Kevin Fox was interrogated for 14 hours by Will County, Illinois, police before he confessed to the 2004 murder of his 3-year-old daughter, Riley. He was convicted and sentenced to jail. His confession was later ruled to have been coerced. Because of DNA testing, police later identified Scott Eby as the killer. He was a neighbor living a few miles from the Fox family at the time of Riley's murder. Police identified him as the killer while he was serving a 14-year sentence for sex crimes. After questioning and confrontation with the DNA results, Eby confessed and later pleaded guilty.

Kevin Fox was released after serving eight months in jail.
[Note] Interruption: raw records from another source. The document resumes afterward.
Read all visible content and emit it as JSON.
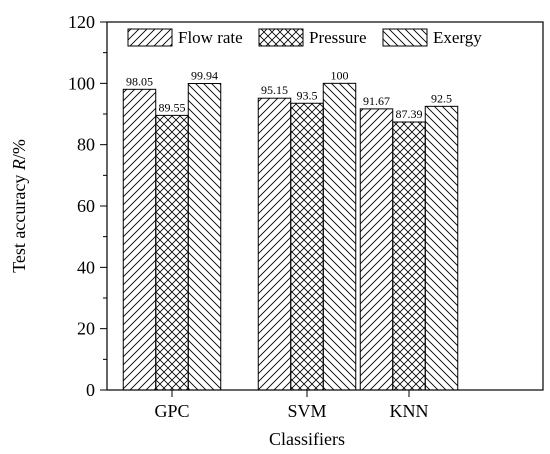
{
  "chart_data": {
    "type": "bar",
    "title": "",
    "categories": [
      "GPC",
      "SVM",
      "KNN"
    ],
    "series": [
      {
        "name": "Flow rate",
        "values": [
          98.05,
          95.15,
          91.67
        ],
        "labels": [
          "98.05",
          "95.15",
          "91.67"
        ],
        "pattern": "diagonal-up"
      },
      {
        "name": "Pressure",
        "values": [
          89.55,
          93.5,
          87.39
        ],
        "labels": [
          "89.55",
          "93.5",
          "87.39"
        ],
        "pattern": "crosshatch"
      },
      {
        "name": "Exergy",
        "values": [
          99.94,
          100,
          92.5
        ],
        "labels": [
          "99.94",
          "100",
          "92.5"
        ],
        "pattern": "diagonal-down"
      }
    ],
    "xlabel": "Classifiers",
    "ylabel_prefix": "Test accuracy ",
    "ylabel_italic": "R",
    "ylabel_suffix": "/%",
    "ylim": [
      0,
      120
    ],
    "yticks": [
      "0",
      "20",
      "40",
      "60",
      "80",
      "100",
      "120"
    ],
    "grid": false,
    "legend_position": "top",
    "colors": {
      "bar_fill": "#ffffff",
      "stroke": "#000000"
    }
  }
}
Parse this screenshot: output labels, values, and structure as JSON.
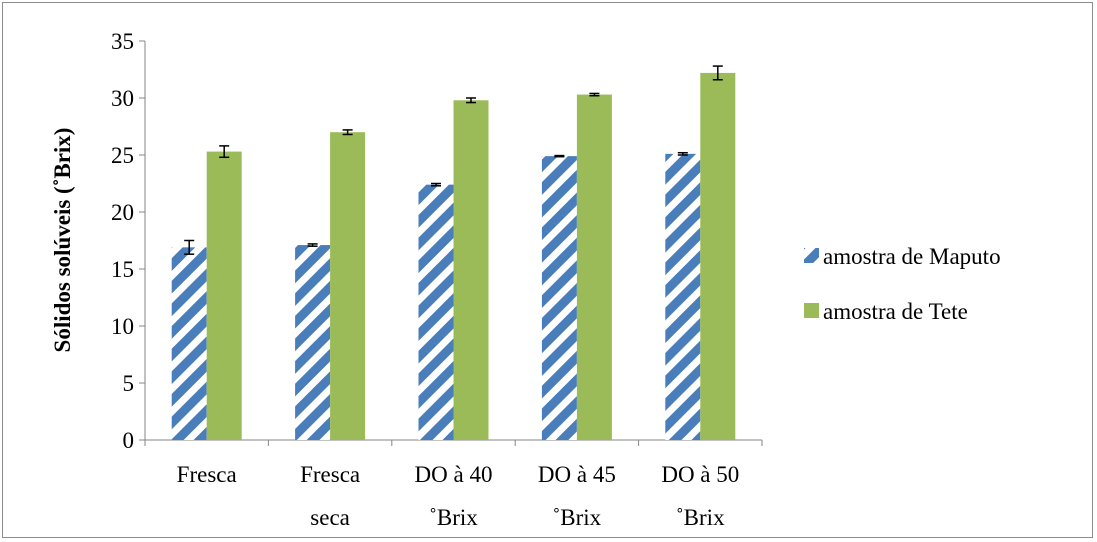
{
  "chart_data": {
    "type": "bar",
    "title": "",
    "xlabel": "",
    "ylabel": "Sólidos solúveis (˚Brix)",
    "ylim": [
      0,
      35
    ],
    "yticks": [
      0,
      5,
      10,
      15,
      20,
      25,
      30,
      35
    ],
    "grid": false,
    "legend_position": "right",
    "categories": [
      [
        "Fresca"
      ],
      [
        "Fresca",
        "seca"
      ],
      [
        "DO à 40",
        "˚Brix"
      ],
      [
        "DO à 45",
        "˚Brix"
      ],
      [
        "DO à 50",
        "˚Brix"
      ]
    ],
    "series": [
      {
        "name": "amostra de Maputo",
        "color": "#4a7ebb",
        "pattern": "diagonal-stripes",
        "values": [
          16.9,
          17.1,
          22.4,
          24.9,
          25.1
        ],
        "errors": [
          0.6,
          0.1,
          0.1,
          0.05,
          0.1
        ]
      },
      {
        "name": "amostra de Tete",
        "color": "#9bbb59",
        "pattern": "solid",
        "values": [
          25.3,
          27.0,
          29.8,
          30.3,
          32.2
        ],
        "errors": [
          0.5,
          0.2,
          0.2,
          0.1,
          0.6
        ]
      }
    ]
  }
}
The Fox family eventually won an $8 million civil judgment against the county government.[64]

Laverne Pavlinac (1990)

Laverne Pavlinac confessed that she and her boyfriend murdered a woman in Oregon in 1990. They were convicted and sentenced to prison. Five years later, Keith Hunter Jesperson confessed to a series of murders, including that of the woman. Pavlinac had become obsessed with details of the crime during interrogation by police. She later said she confessed to get out of the abusive relationship with the boyfriend. Her boyfriend purportedly confessed in order to avoid the death penalty.